A group of New York-based lawyers and legal scholars has joined other alarmed observers of China in attempting to intercede for Gao Zhisheng, a well-known Chinese human rights lawyer who disappeared after he reportedly was forcibly removed from his home by police on Feb. 4.

Gaozhisheng

A group of New York-based lawyers and legal scholars has joined other alarmed observers of China in attempting to intercede for Gao Zhisheng, a well-known Chinese human rights lawyer who disappeared after he reportedly was forcibly removed from his home by police on Feb. 4.

The Committee to Support Lawyers in China wrote to Minister of Justice Wu Aiying last month to “respectfully ask that you take all necessary steps to investigate Mr. Gao’s disappearance and ensure his personal safety and other rights as a citizen of the People’s Republic of China. As Mr. Gao appears to have been detained outside of formal legal proceedings and without legal cause, we also urge you to release him without delay.” (See Letter.)

The expression of support by American lawyers for a beleaguered colleague overseas is reminiscent of the New York lawyers’ protests on behalf of Pakistan’s chief justice, Iftikhar Muhammad Chaudhry, who was removed from office and placed under house arrest by former President Pervez Musharraf.

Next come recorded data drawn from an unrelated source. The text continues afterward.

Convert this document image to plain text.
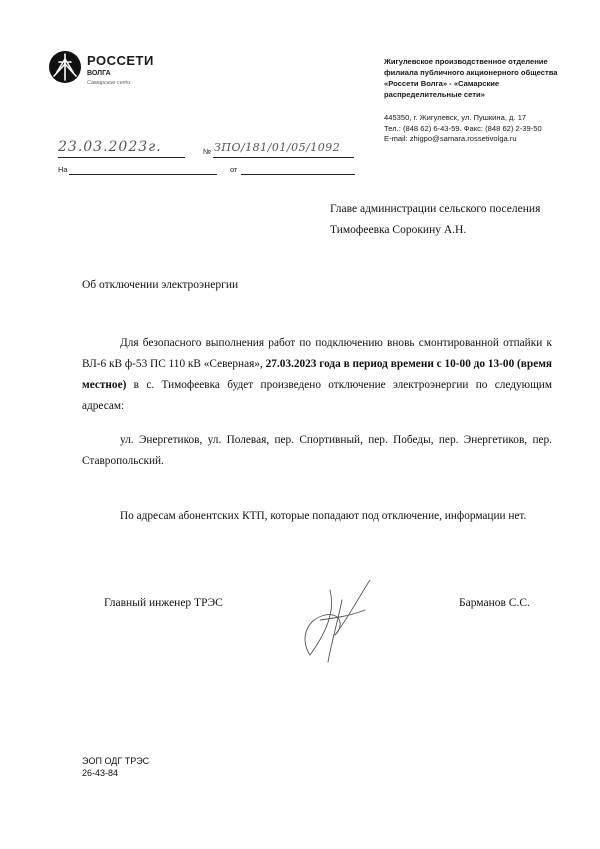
РОССЕТИ
ВОЛГА
Самарские сети
Жигулевское производственное отделение
филиала публичного акционерного общества
«Россети Волга» - «Самарские
распределительные сети»
445350, г. Жигулевск, ул. Пушкина, д. 17
Тел.: (848 62) 6-43-59. Факс: (848 62) 2-39-50
E-mail: zhigpo@samara.rossetivolga.ru
23.03.2023г.	№ ЗПО/181/01/05/1092
На	от
Главе администрации сельского поселения
Тимофеевка Сорокину А.Н.
Об отключении электроэнергии
Для безопасного выполнения работ по подключению вновь смонтированной отпайки к ВЛ-6 кВ ф-53 ПС 110 кВ «Северная», 27.03.2023 года в период времени с 10-00 до 13-00 (время местное) в с. Тимофеевка будет произведено отключение электроэнергии по следующим адресам:
ул. Энергетиков, ул. Полевая, пер. Спортивный, пер. Победы, пер. Энергетиков, пер. Ставропольский.
По адресам абонентских КТП, которые попадают под отключение, информации нет.
Главный инженер ТРЭС	Барманов С.С.
ЭОП ОДГ ТРЭС
26-43-84
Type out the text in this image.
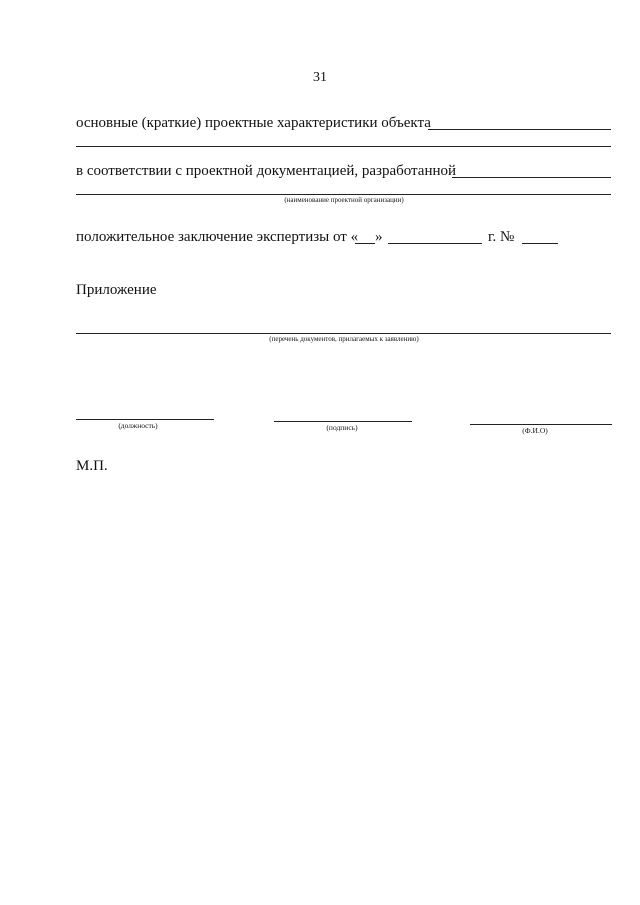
31
основные (краткие) проектные характеристики объекта
в соответствии с проектной документацией, разработанной
(наименование проектной организации)
положительное заключение экспертизы от « »	г. №
Приложение
(перечень документов, прилагаемых к заявлению)
(должность)	(подпись)	(Ф.И.О)
М.П.
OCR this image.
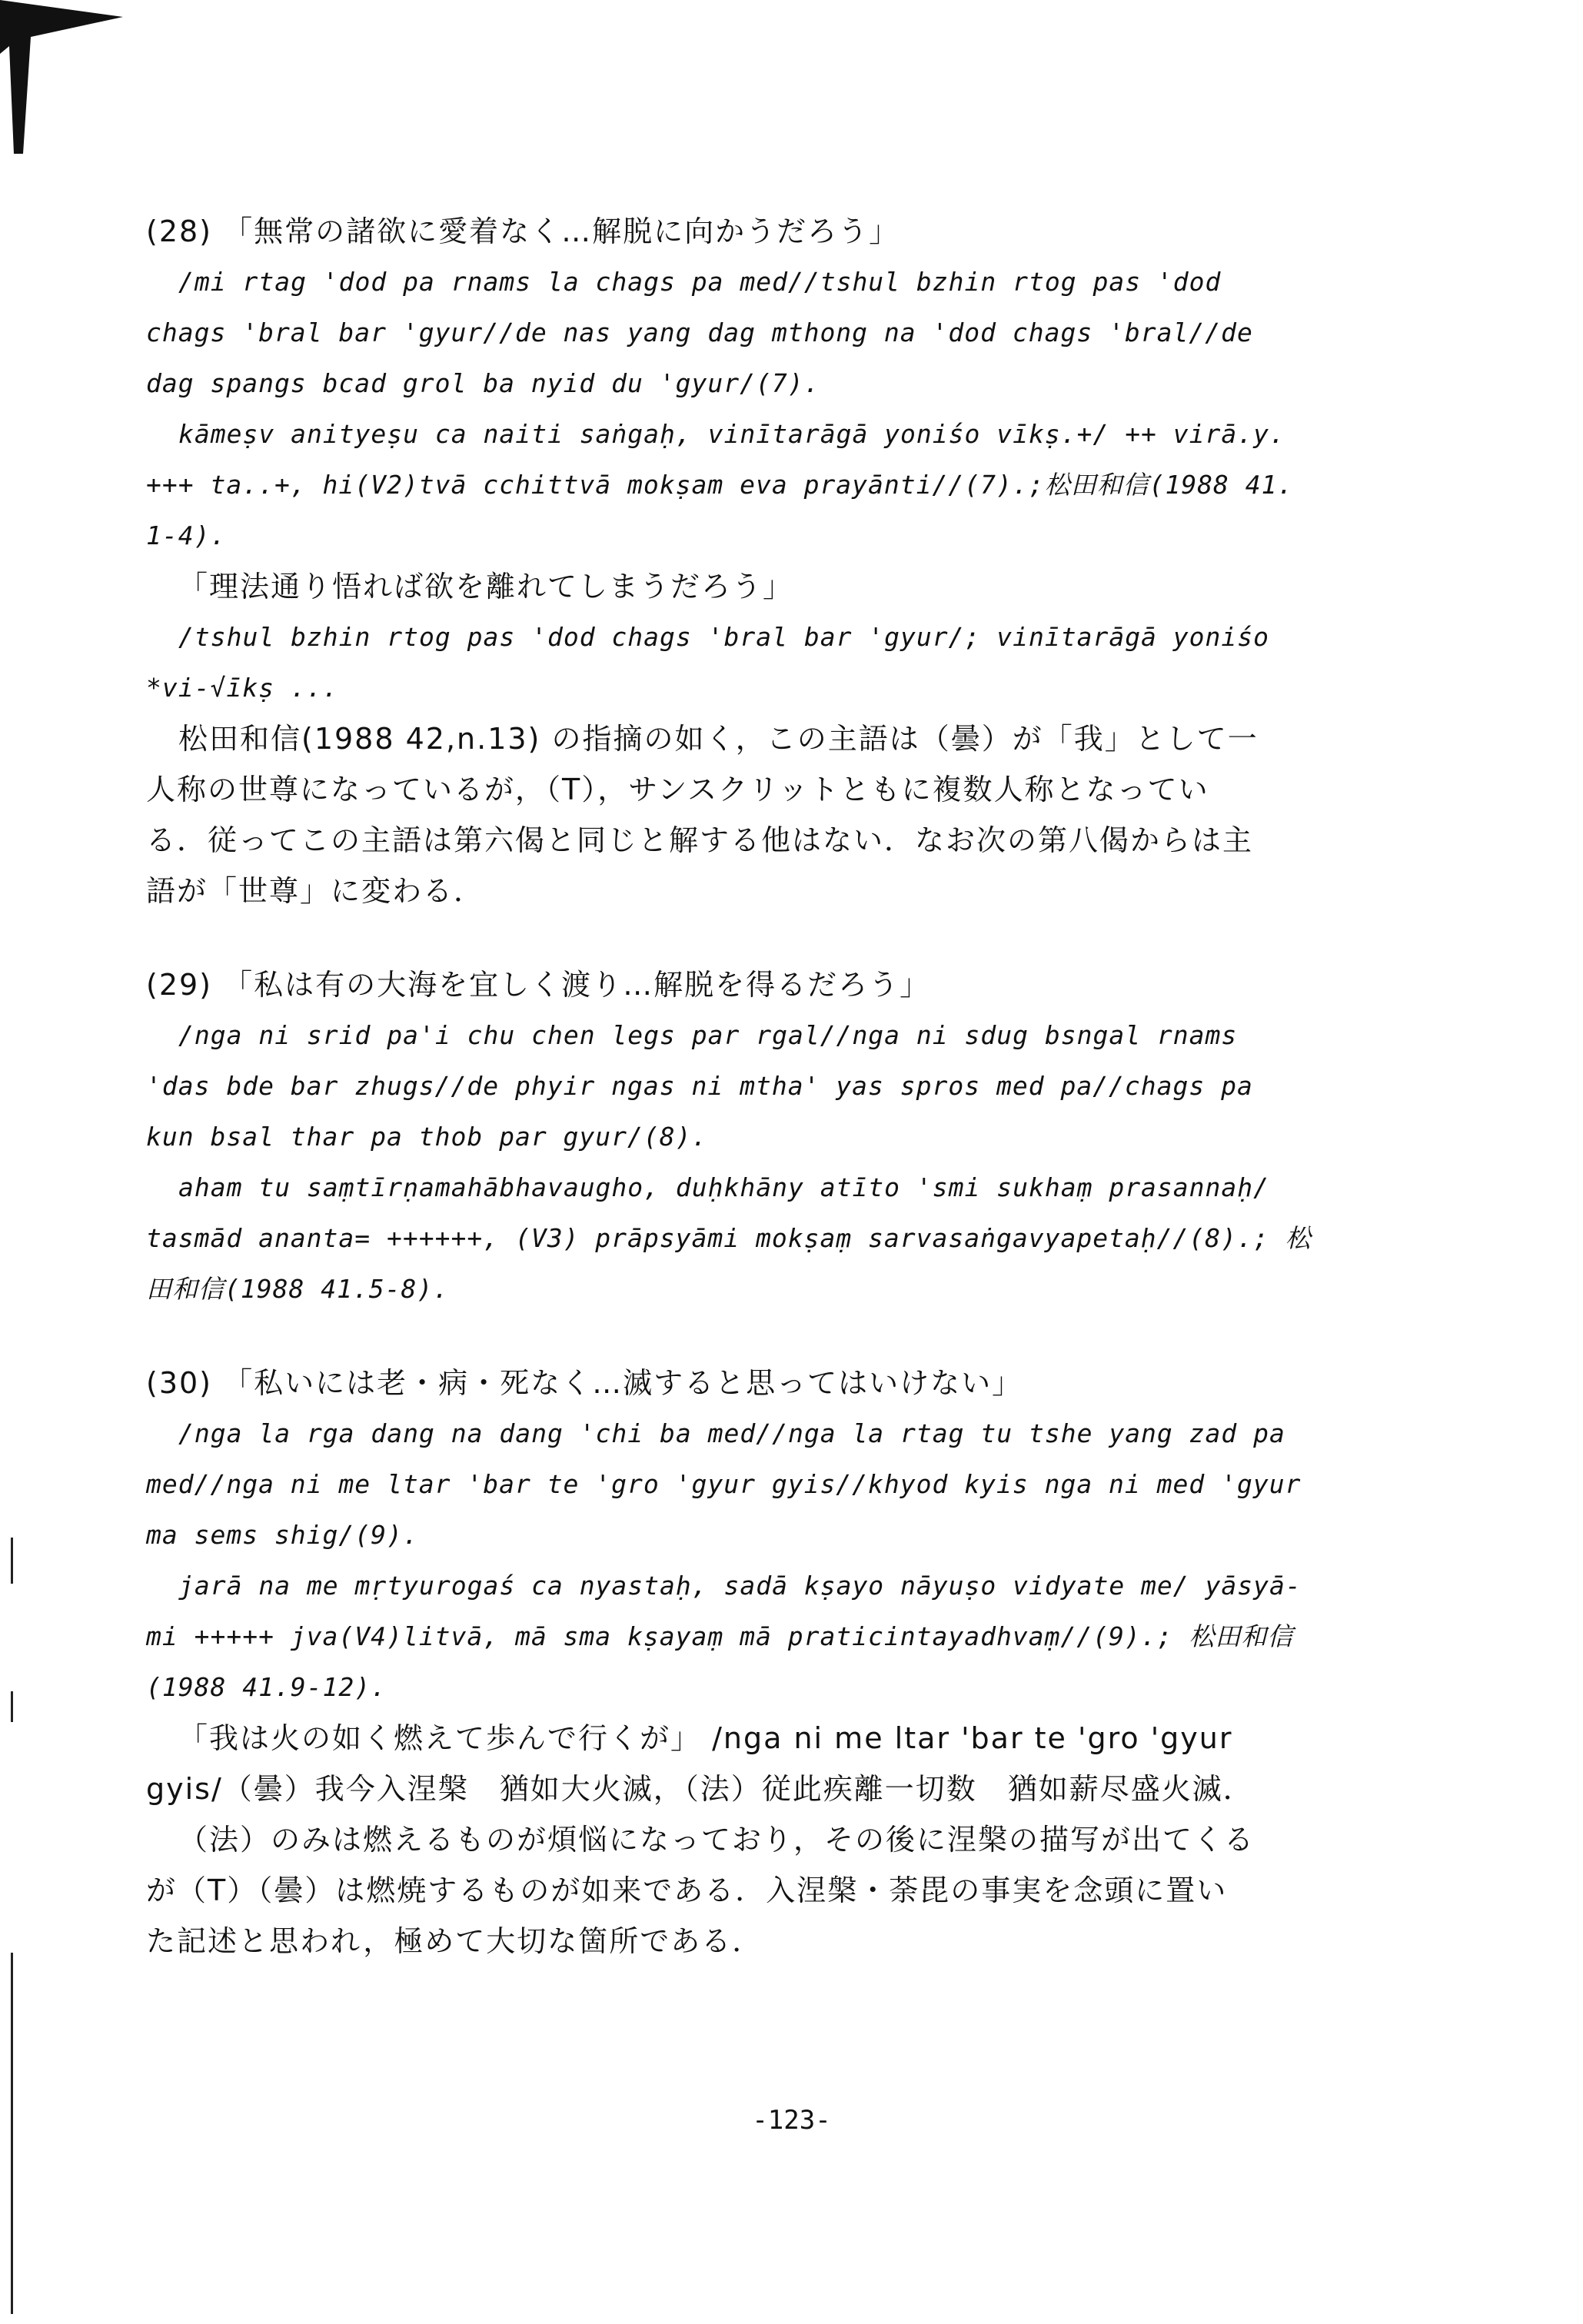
(28) 「無常の諸欲に愛着なく…解脱に向かうだろう」
/mi rtag 'dod pa rnams la chags pa med//tshul bzhin rtog pas 'dod
chags 'bral bar 'gyur//de nas yang dag mthong na 'dod chags 'bral//de
dag spangs bcad grol ba nyid du 'gyur/(7).
kāmeṣv anityeṣu ca naiti saṅgaḥ, vinītarāgā yoniśo vīkṣ.+/ ++ virā.y.
+++ ta..+, hi(V2)tvā cchittvā mokṣam eva prayānti//(7).;松田和信(1988 41.
1-4).
「理法通り悟れば欲を離れてしまうだろう」
/tshul bzhin rtog pas 'dod chags 'bral bar 'gyur/; vinītarāgā yoniśo
*vi-√īkṣ ...
松田和信(1988 42,n.13) の指摘の如く，この主語は（曇）が「我」として一
人称の世尊になっているが，（T），サンスクリットともに複数人称となってい
る．従ってこの主語は第六偈と同じと解する他はない．なお次の第八偈からは主
語が「世尊」に変わる．
(29) 「私は有の大海を宜しく渡り…解脱を得るだろう」
/nga ni srid pa'i chu chen legs par rgal//nga ni sdug bsngal rnams
'das bde bar zhugs//de phyir ngas ni mtha' yas spros med pa//chags pa
kun bsal thar pa thob par gyur/(8).
aham tu saṃtīrṇamahābhavaugho, duḥkhāny atīto 'smi sukhaṃ prasannaḥ/
tasmād ananta= ++++++, (V3) prāpsyāmi mokṣaṃ sarvasaṅgavyapetaḥ//(8).; 松
田和信(1988 41.5-8).
(30) 「私いには老・病・死なく…滅すると思ってはいけない」
/nga la rga dang na dang 'chi ba med//nga la rtag tu tshe yang zad pa
med//nga ni me ltar 'bar te 'gro 'gyur gyis//khyod kyis nga ni med 'gyur
ma sems shig/(9).
jarā na me mṛtyurogaś ca nyastaḥ, sadā kṣayo nāyuṣo vidyate me/ yāsyā-
mi +++++ jva(V4)litvā, mā sma kṣayaṃ mā praticintayadhvaṃ//(9).; 松田和信
(1988 41.9-12).
「我は火の如く燃えて歩んで行くが」 /nga ni me ltar 'bar te 'gro 'gyur
gyis/（曇）我今入涅槃　猶如大火滅，（法）従此疾離一切数　猶如薪尽盛火滅．
（法）のみは燃えるものが煩悩になっており，その後に涅槃の描写が出てくる
が（T）（曇）は燃焼するものが如来である．入涅槃・荼毘の事実を念頭に置い
た記述と思われ，極めて大切な箇所である．
-123-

The New York committee to support Chinese lawyers is a relatively new organization housed at Fordham University School of Law’s Leitner Center for International Law and Justice. It is an offshoot of the center’s Rules of Law in Asia Program.

Gao, 44, known for speaking out about official corruption and police abuse, raised the ire of Chinese authorities with his efforts to defend religious freedom and other causes. Once lauded by the justice ministry as one of the country’s 10 best lawyers, his license to practice was taken away and his law firm closed down in 2005 because of his condemnation through letters, essays and interviews of police treatment of Falun Gong members, Christians and others.

In 2006, he was detained and received a three-year prison sentence, which was suspended for five years, for “inciting subversion.” After a two-month detention in 2007, he described treatment amounting to torture. His family fled China in January due to what they said was constant police surveillance and harassment.

In light of Gao’s assertions that he had been abused, the New York committee wrote the Chinese justice minister that “we fear for [Gao’s] personal safety.”

It argued that Gao’s detention and harassment were inconsistent with United Nations standards on the rule of lawyers, which obligate governments to ensure that lawyers are free to perform their professional functions without “intimidation, hindrance, harassment or improper interference” and that lawyers should not be penalized “for any actions taken in accordance with recognized professional duties, standards and ethics.”